Maintenant donc je suis fils unique de mon père, et je crains qu'en entrant je ne meure comme les premiers, parce qu'un démon l'aime et ne fait du mal qu'à ceux qui s'approchent d'elle; maintenant donc je crains que je ne meure.»
Mais Raphaël le rassura.
«Ceux, dit-il, qui s'engagent dans le mariage de manière qu'ils bannissent Dieu de leur coeur et de leur esprit, et qu'ils ne pensent qu'à satisfaire leurs désirs, comme les chevaux et les mulets, ceux-là sont au pouvoir du démon. Mais pour toi, Tobie, après que tu auras épousé cette fille, étant entré dans la chambre, vis avec elle en continence pendant trois jours et ne pense à autre chose qu'à prier Dieu avec elle.»
Il enseigna ensuite au fiancé craintif qu'en brûlant sur de la braise le foie du poisson qu'ils avaient ramassé sur la berge du Tigre, il ferait fuir le jaloux Asmodée.
Tobie rassuré épousa Sara. Enfermé avec elle dans la chambre nuptiale, il lui souvint des conseils de l'ange.

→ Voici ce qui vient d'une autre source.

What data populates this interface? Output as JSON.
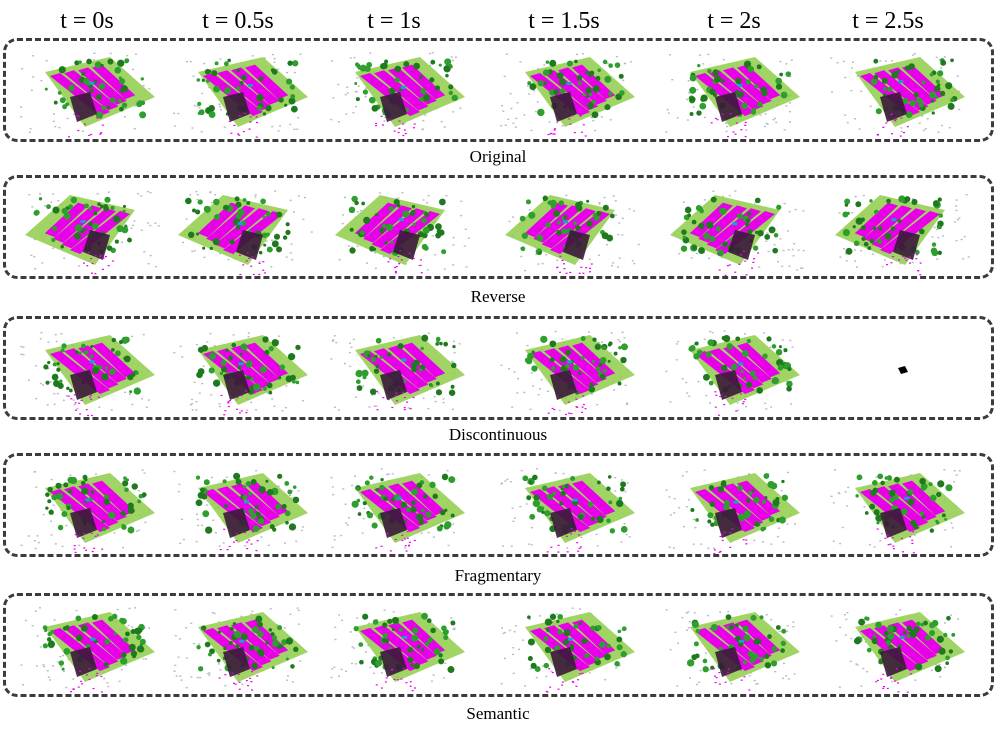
{
  "time_labels": [
    "t = 0s",
    "t = 0.5s",
    "t = 1s",
    "t = 1.5s",
    "t = 2s",
    "t = 2.5s"
  ],
  "rows": [
    {
      "label": "Original"
    },
    {
      "label": "Reverse"
    },
    {
      "label": "Discontinuous"
    },
    {
      "label": "Fragmentary"
    },
    {
      "label": "Semantic"
    }
  ],
  "colors": {
    "vegetation": "#2e9e2e",
    "vegetation_dark": "#1f7a1f",
    "road": "#e800e8",
    "terrain": "#8fce4a",
    "building": "#b8b8c8",
    "vehicle": "#1aa0d0",
    "unknown": "#3a1a3a"
  }
}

«Sara, dit-il, lève-toi et prions Dieu, aujourd'hui et demain et après-demain. Et pendant ces trois jours nous devons nous unir à Dieu, car nous sommes enfants des saints et nous ne devons pas nous marier comme les païens qui ne connaissent point Dieu.»

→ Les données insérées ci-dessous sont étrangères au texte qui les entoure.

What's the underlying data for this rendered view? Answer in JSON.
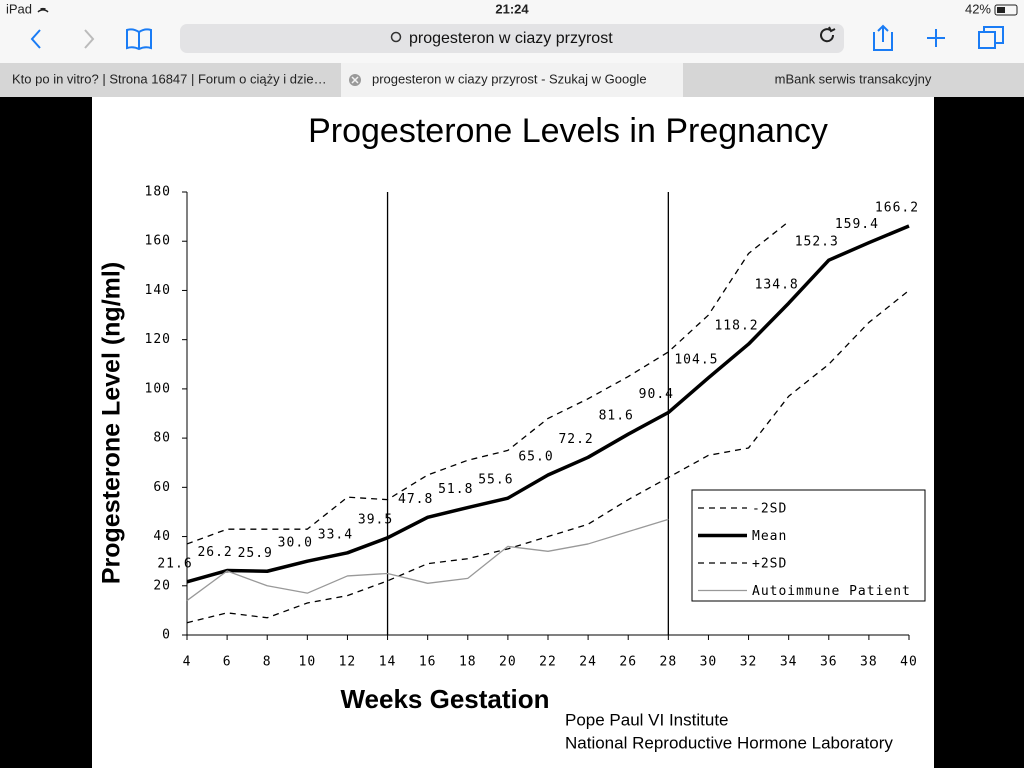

Vaincu par la vertu de la prière et par l'odeur du foie grillé, le démon s'enfuit, laissant les époux en paix, et le lendemain matin Tobie se montra à Raguel, étonné, qui pendant la nuit avait creusé une huitième fosse dans son jardin, car c'était un homme prudent et soumis à la volonté divine.
Tobie emmena Sara, sa femme, à Ninive. Ce qui restait du foie du poisson rendit la vue au vieux Tobie.
Le bon juif qui écrivit cette histoire suivait un roman babylonien, d'une prodigieuse antiquité, que des savants allemands ont à peu près restitué. On y voit un petit être blanc, qui n'est autre que l'âme d'un mort, accompagnant dans un voyage long et périlleux l'homme qui lui a rendu les devoirs de la sépulture. Il est convenu que le vivant et le mort partageront le gain du voyage. Une belle jeune fille venant à faire partie de ce gain, le partage devient délicat. Comment les voyageurs y procédèrent-ils, je ne sais. M. Renan qui nous contait un jour cette aventure babylonienne n'a point terminé son récit. J'ignore si c'est comme Scheherazade par un habile artifice, ou parce que le texte chaldéen manque tout à coup.
Ce conte enfantin et vénérable, M. Maurice Bouchor l'a dialogué et mis en vers pour les marionnettes. Il s'y est pris avec une simplicité heureuse, un beau naturel, et a fait un mélange unique d'enthousiasme et de bouffonnerie. Son poème nous a tous ravis; on ne sait ce que c'est, et c'est délicieux. Le poète passe de la joyeuseté grasse au lyrisme sublime avec cette aisance de demi-dieu ivre, qui nous émerveille et nous étourdit quand nous lisons Aristophane ou Rabelais.